I Giochi imparano dalla Formula 1. Ma il Gran Premio olimpico resta un miraggio
lunedì 6 agosto 2012 · Politica
tempo di lettura: 2 minuti
A titolo dimostrativo, nell’edizione dei Giochi Olimpici del 1900 a Parigi era inserito anche l’automobilismo. Le cronache però sono così sbiadite che i nomi dei vincitori – e in certi casi anche le marche delle macchine – nel medagliere ufficiale non risultano nemmeno.
È passato oltre un secolo di Olimpiadi dell’era moderna. Senza nessun tentativo di sperimentazione ulteriore. Da gennaio però con un provvedimento provvisorio valido per due anni, la Federazione Internazionale dell’Auto è una di quelle formalmente riconosciute dal Comitato Olimpico Internazionale che in pratica individua negli sport dell’auto la condivisione dei valori rappresentati dalla carta olimpica.
All’atto pratico, non vuol dire niente. Succede anche con altre realtà, dagli scacchi al tiro alla fune, dal motociclismo alla motonautica, che però comunque non fanno parte del programma dei Giochi.
La questione si ripropone ogni quattro anni. È tornata a galla anche a Londra. Jacques Rogge, ex velista, rugbista e chirurgo che dal 2001 ricopre la carica di presidente del CIO, spiega: “Per i piloti ho molto rispetto. Sono coraggiosi, si preparano duramente e hanno anche la predisposizione a pensare in modo strategico”. Per loro però nessuna chance di Giochi Olimpici: “Il nostro concetto è che la competizione riguarda gli atleti, non i loro equipaggiamenti”.
Il CIO comunque osserva la Formula 1. E lo fa per imparare: “Perché – va avanti Rogge – è uno sport che viene organizzato estremamente bene, sia in pista che in senso generale”. Non a caso Rogge a luglio era a Silverstone in occasione del Gran Premio di Gran Bretagna, a spasso nel paddock con Bernie Ecclestone: “Sono andato in sala stampa, in pit-lane e ho trovato tutto predisposto in modo perfetto. Credetemi, noi possiamo imparare tanto da questa organizzazione”.
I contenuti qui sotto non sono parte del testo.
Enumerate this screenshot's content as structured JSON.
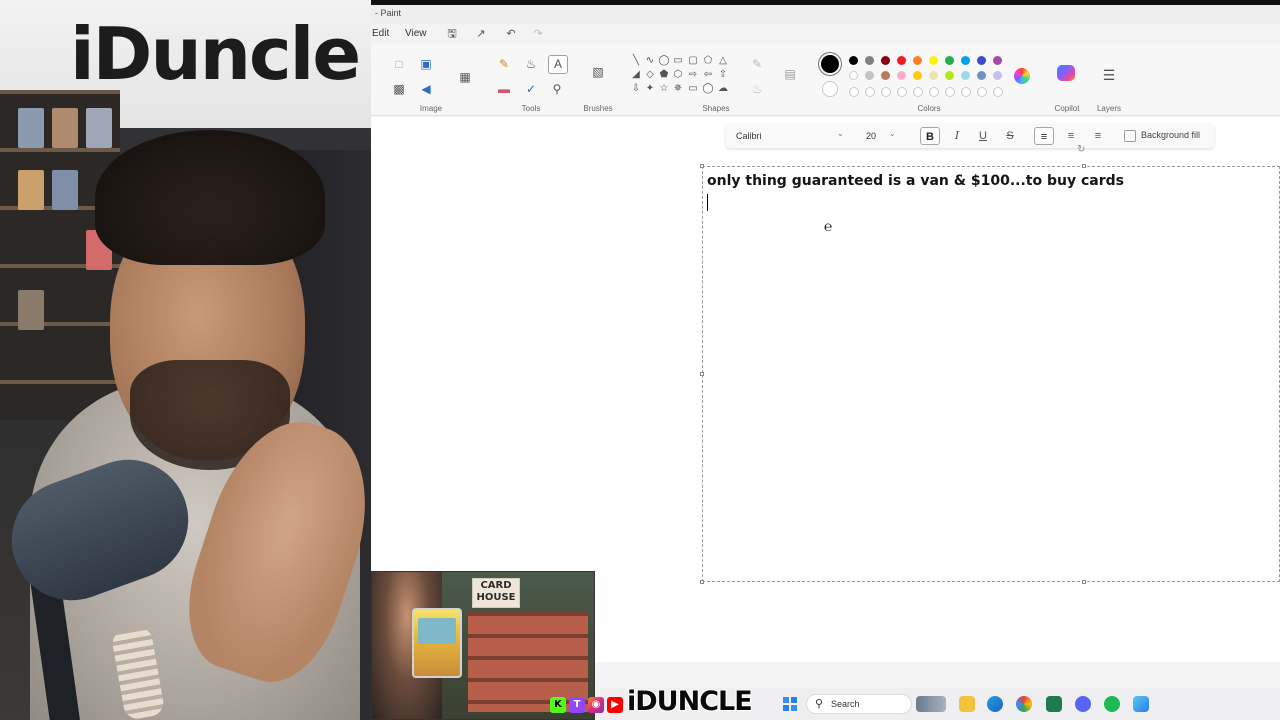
{
  "app": {
    "window_title": "- Paint"
  },
  "menu": {
    "edit": "Edit",
    "view": "View"
  },
  "ribbon": {
    "groups": {
      "image": "Image",
      "tools": "Tools",
      "brushes": "Brushes",
      "shapes": "Shapes",
      "colors": "Colors",
      "copilot": "Copilot",
      "layers": "Layers"
    },
    "primary_color": "#000000",
    "secondary_color": "#ffffff",
    "palette_row1": [
      "#000000",
      "#7f7f7f",
      "#880015",
      "#ed1c24",
      "#ff7f27",
      "#fff200",
      "#22b14c",
      "#00a2e8",
      "#3f48cc",
      "#a349a4"
    ],
    "palette_row2": [
      "#ffffff",
      "#c3c3c3",
      "#b97a57",
      "#ffaec9",
      "#ffc90e",
      "#efe4b0",
      "#b5e61d",
      "#99d9ea",
      "#7092be",
      "#c8bfe7"
    ]
  },
  "text_toolbar": {
    "font": "Calibri",
    "size": "20",
    "bold": "B",
    "italic": "I",
    "underline": "U",
    "strike": "S",
    "background_fill": "Background fill"
  },
  "canvas": {
    "text": "only thing guaranteed is a van & $100...to buy cards"
  },
  "webcam": {
    "sign_text": "iDuncle"
  },
  "overlay": {
    "sign_text": "CARD HOUSE"
  },
  "taskbar": {
    "search_placeholder": "Search"
  },
  "branding": {
    "channel_name": "iDUNCLE",
    "social_icons": [
      "kick-icon",
      "twitch-icon",
      "instagram-icon",
      "youtube-icon"
    ]
  }
}
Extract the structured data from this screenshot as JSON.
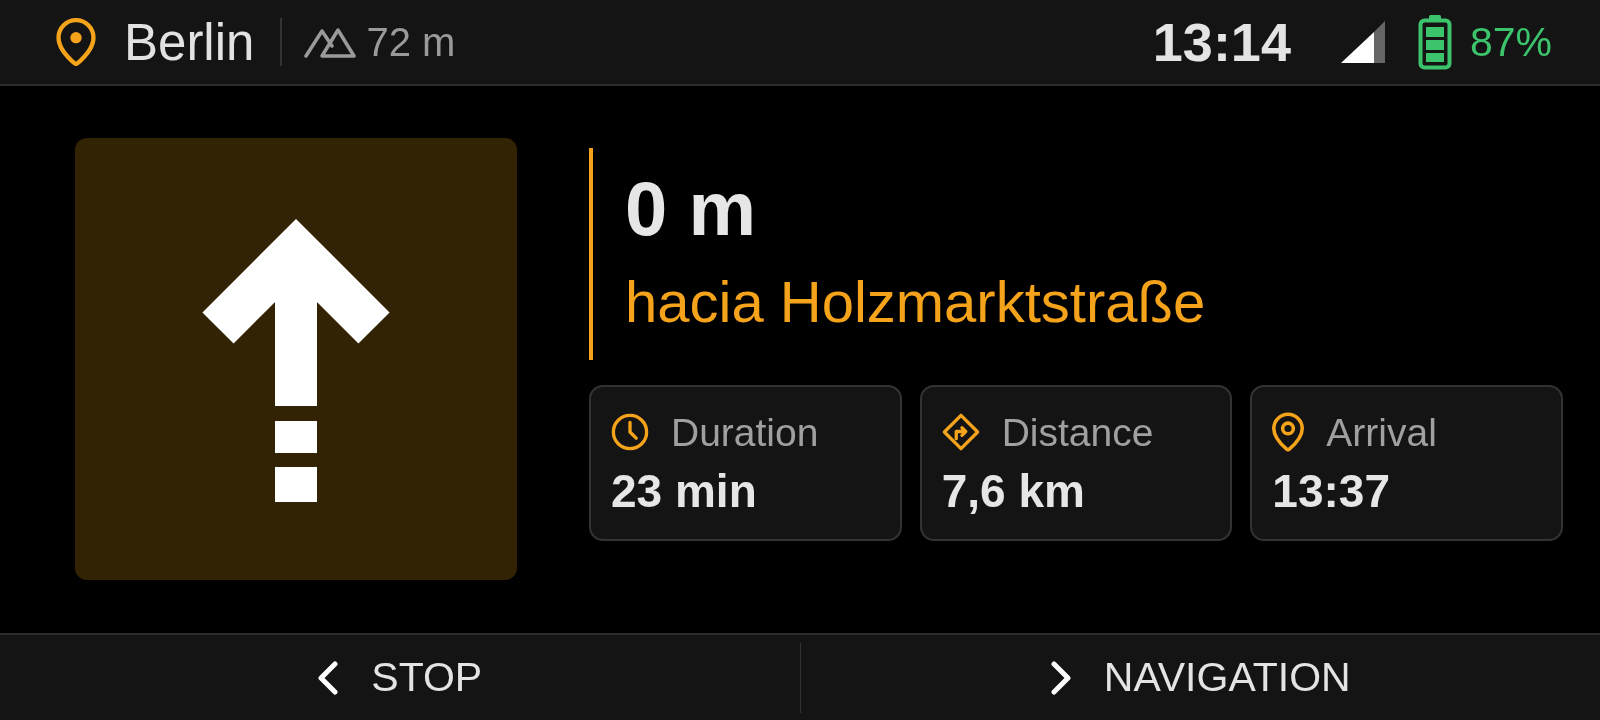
{
  "status_bar": {
    "location": "Berlin",
    "elevation": "72 m",
    "time": "13:14",
    "battery": "87%"
  },
  "maneuver": {
    "kind": "straight",
    "distance": "0 m",
    "street": "hacia Holzmarktstraße"
  },
  "stats": [
    {
      "kind": "duration",
      "label": "Duration",
      "value": "23 min"
    },
    {
      "kind": "distance",
      "label": "Distance",
      "value": "7,6 km"
    },
    {
      "kind": "arrival",
      "label": "Arrival",
      "value": "13:37"
    }
  ],
  "buttons": [
    {
      "kind": "back",
      "label": "STOP"
    },
    {
      "kind": "forward",
      "label": "NAVIGATION"
    }
  ]
}
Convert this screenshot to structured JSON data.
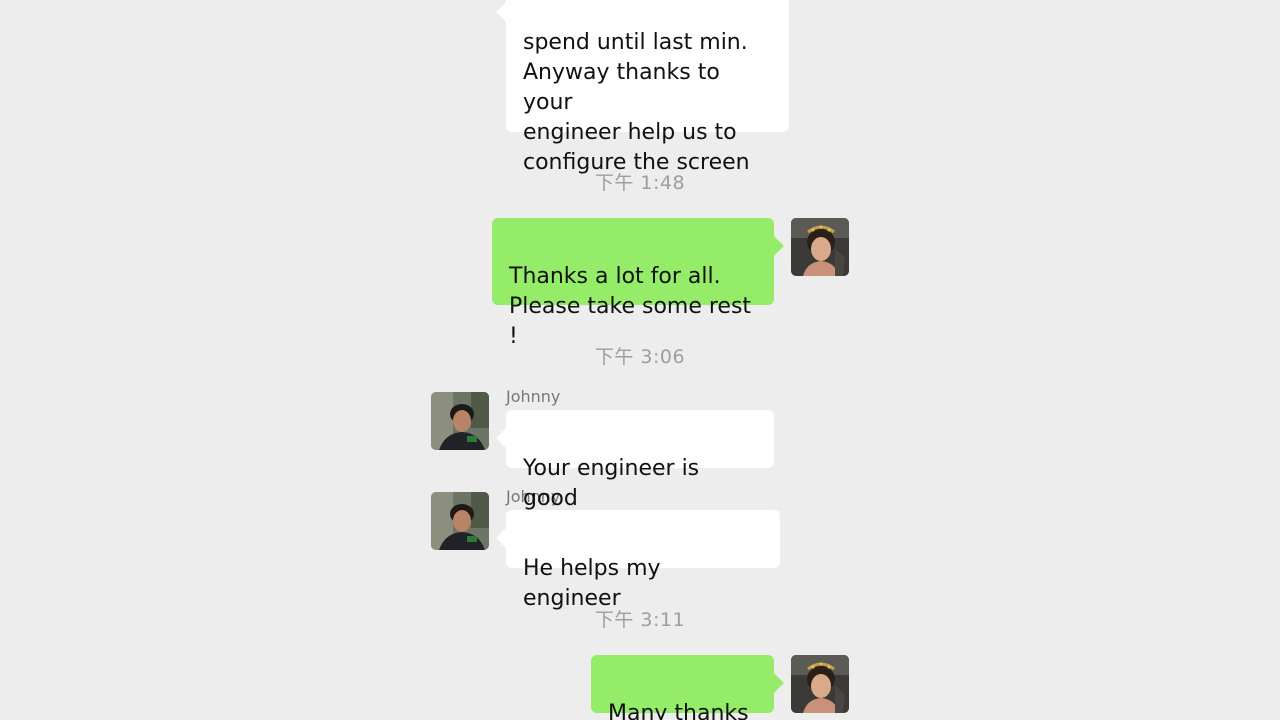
{
  "chat": {
    "messages": [
      {
        "direction": "incoming",
        "text": "spend until last min.\nAnyway thanks to your\nengineer help us to\nconfigure the screen"
      },
      {
        "direction": "outgoing",
        "text": "Thanks a lot for all.\nPlease take some rest !"
      },
      {
        "direction": "incoming",
        "sender": "Johnny",
        "text": "Your engineer is good"
      },
      {
        "direction": "incoming",
        "sender": "Johnny",
        "text": "He helps my engineer"
      },
      {
        "direction": "outgoing",
        "text": "Many thanks !"
      }
    ],
    "timestamps": [
      "下午 1:48",
      "下午 3:06",
      "下午 3:11"
    ]
  },
  "colors": {
    "background": "#ededed",
    "incoming_bubble": "#ffffff",
    "outgoing_bubble": "#95ec69",
    "timestamp_text": "#9e9e9e",
    "sender_text": "#777777"
  },
  "icons": {
    "self_avatar": "woman-portrait-avatar",
    "contact_avatar": "man-portrait-avatar"
  }
}
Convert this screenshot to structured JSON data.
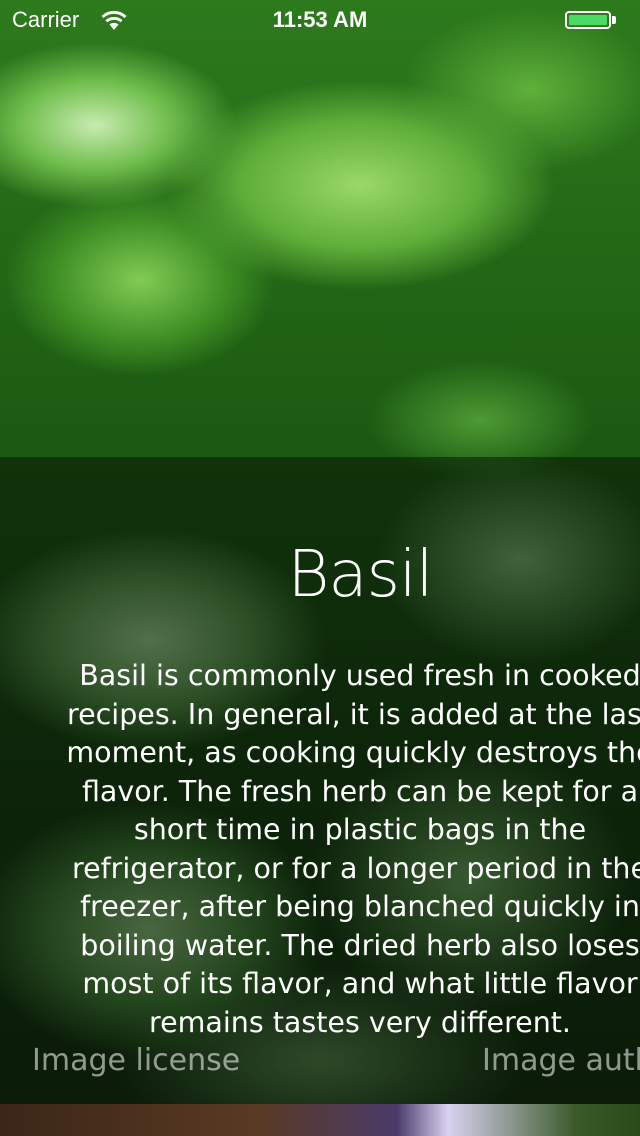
{
  "status_bar": {
    "carrier": "Carrier",
    "time": "11:53 AM",
    "battery_color": "#4cd964"
  },
  "herb": {
    "title": "Basil",
    "description_lines": [
      "Basil is commonly used fresh in cooked",
      "recipes. In general, it is added at the last",
      "moment, as cooking quickly destroys the",
      "flavor. The fresh herb can be kept for a",
      "short time in plastic bags in the",
      "refrigerator, or for a longer period in the",
      "freezer, after being blanched quickly in",
      "boiling water. The dried herb also loses",
      "most of its flavor, and what little flavor",
      "remains tastes very different."
    ],
    "background_image": "basil-leaves-photo"
  },
  "footer": {
    "image_license_label": "Image license",
    "image_author_label": "Image auth"
  },
  "icons": {
    "wifi": "wifi-icon",
    "battery": "battery-icon"
  }
}
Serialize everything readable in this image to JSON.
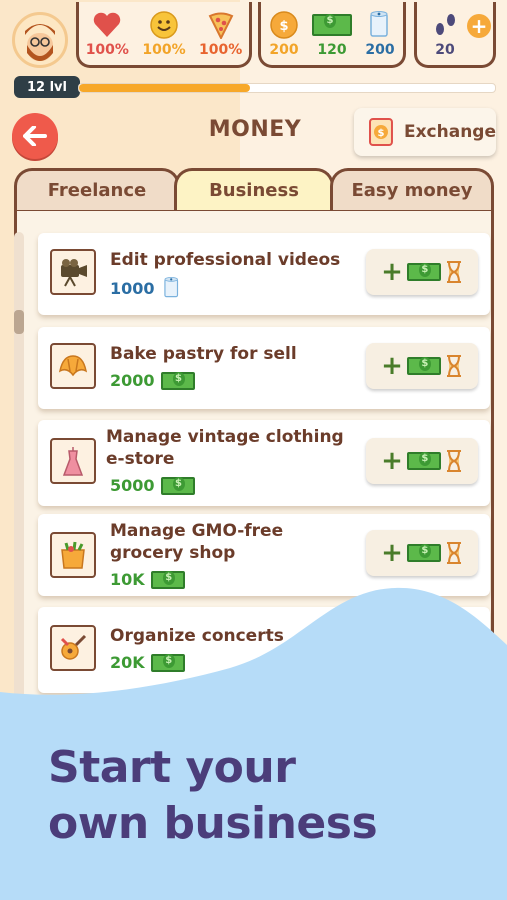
{
  "player": {
    "level": "12 lvl",
    "level_progress": 0.41
  },
  "stats_needs": [
    {
      "icon": "heart-icon",
      "value": "100%",
      "color": "#e0514b"
    },
    {
      "icon": "smile-icon",
      "value": "100%",
      "color": "#f2a428"
    },
    {
      "icon": "pizza-icon",
      "value": "100%",
      "color": "#e8642f"
    }
  ],
  "stats_currency": [
    {
      "icon": "coin-icon",
      "value": "200",
      "color": "#f2a428"
    },
    {
      "icon": "cash-icon",
      "value": "120",
      "color": "#3d9a34"
    },
    {
      "icon": "toilet-paper-icon",
      "value": "200",
      "color": "#2b6ea4"
    }
  ],
  "stats_steps": {
    "icon": "footprints-icon",
    "value": "20"
  },
  "header": {
    "title": "MONEY",
    "exchange_label": "Exchange"
  },
  "tabs": [
    {
      "label": "Freelance",
      "active": false
    },
    {
      "label": "Business",
      "active": true
    },
    {
      "label": "Easy money",
      "active": false
    }
  ],
  "jobs": [
    {
      "title": "Edit professional videos",
      "price": "1000",
      "price_color": "#2b6ea4",
      "currency_icon": "toilet-paper-icon",
      "icon": "camera-icon"
    },
    {
      "title": "Bake pastry for sell",
      "price": "2000",
      "price_color": "#3d9a34",
      "currency_icon": "cash-icon",
      "icon": "croissant-icon"
    },
    {
      "title": "Manage vintage clothing e-store",
      "price": "5000",
      "price_color": "#3d9a34",
      "currency_icon": "cash-icon",
      "icon": "dress-icon"
    },
    {
      "title": "Manage GMO-free grocery shop",
      "price": "10K",
      "price_color": "#3d9a34",
      "currency_icon": "cash-icon",
      "icon": "grocery-bag-icon"
    },
    {
      "title": "Organize concerts",
      "price": "20K",
      "price_color": "#3d9a34",
      "currency_icon": "cash-icon",
      "icon": "guitar-icon"
    }
  ],
  "action": {
    "plus": "+"
  },
  "promo": {
    "line1": "Start your",
    "line2": "own business"
  },
  "colors": {
    "wave": "#b6dcf8",
    "promo_text": "#4b3d7a",
    "accent_brown": "#7a4a34"
  }
}
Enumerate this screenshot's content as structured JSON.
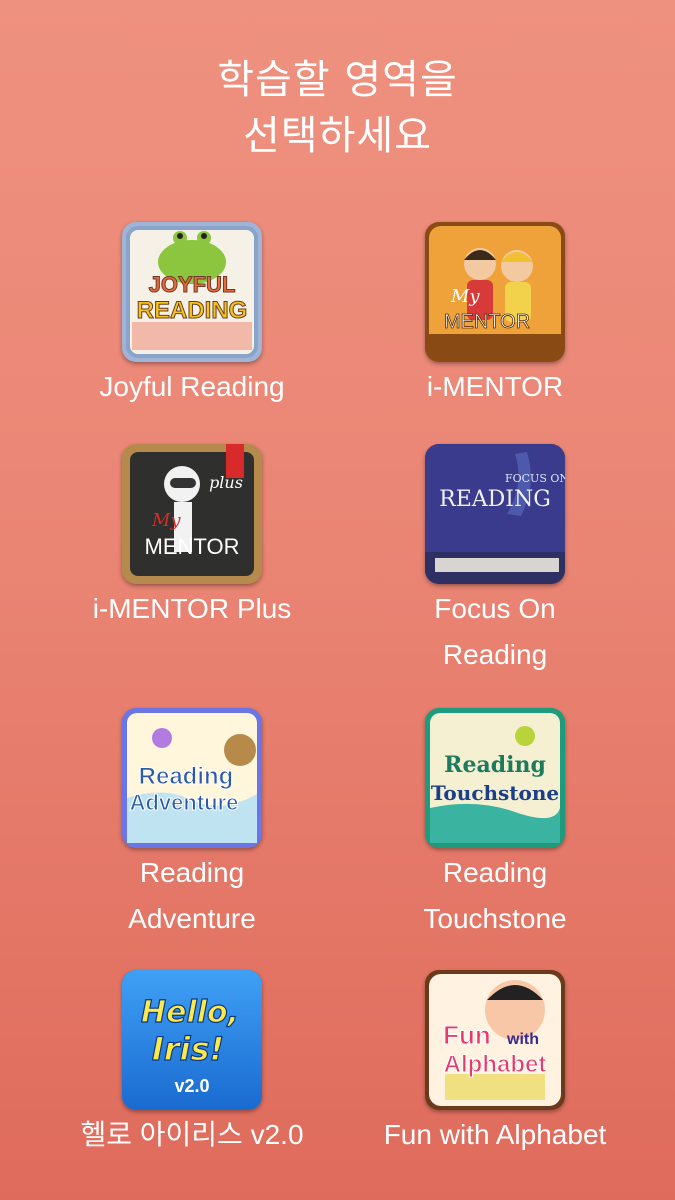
{
  "header": {
    "line1": "학습할 영역을",
    "line2": "선택하세요"
  },
  "apps": [
    {
      "label_lines": [
        "Joyful Reading"
      ],
      "icon_text": [
        "JOYFUL",
        "READING"
      ]
    },
    {
      "label_lines": [
        "i-MENTOR"
      ],
      "icon_text": [
        "My",
        "MENTOR"
      ]
    },
    {
      "label_lines": [
        "i-MENTOR Plus"
      ],
      "icon_text": [
        "My",
        "MENTOR",
        "plus"
      ]
    },
    {
      "label_lines": [
        "Focus On",
        "Reading"
      ],
      "icon_text": [
        "FOCUS ON",
        "READING"
      ]
    },
    {
      "label_lines": [
        "Reading",
        "Adventure"
      ],
      "icon_text": [
        "Reading",
        "Adventure"
      ]
    },
    {
      "label_lines": [
        "Reading",
        "Touchstone"
      ],
      "icon_text": [
        "Reading",
        "Touchstone"
      ]
    },
    {
      "label_lines": [
        "헬로 아이리스 v2.0"
      ],
      "icon_text": [
        "Hello,",
        "Iris!",
        "v2.0"
      ]
    },
    {
      "label_lines": [
        "Fun with Alphabet"
      ],
      "icon_text": [
        "Fun",
        "with",
        "Alphabet"
      ]
    }
  ],
  "colors": {
    "background_top": "#ef917f",
    "background_bottom": "#df6b5c",
    "text": "#ffffff"
  }
}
Ecclestone ad ogni modo oltre a insegnare persiste nel sogno del Gran Premio olimpico. A pitpass.com spiega: “Ne parlammo a lungo io e Juan Antonio Samaranch, quando era lui il presidente del CIO”. Bernie nel 1986 ha portato la Formula 1 oltre la cortina di ferro, nel 2004 l’ha spinta fino in Medio Oriente, nel 2008 l’ha fatta correre a Singapore sotto le luci artificiali, per il 2014 ha già concluso l’accordo con la Russia. Gli restano da varcare soltanto i confini del CIO.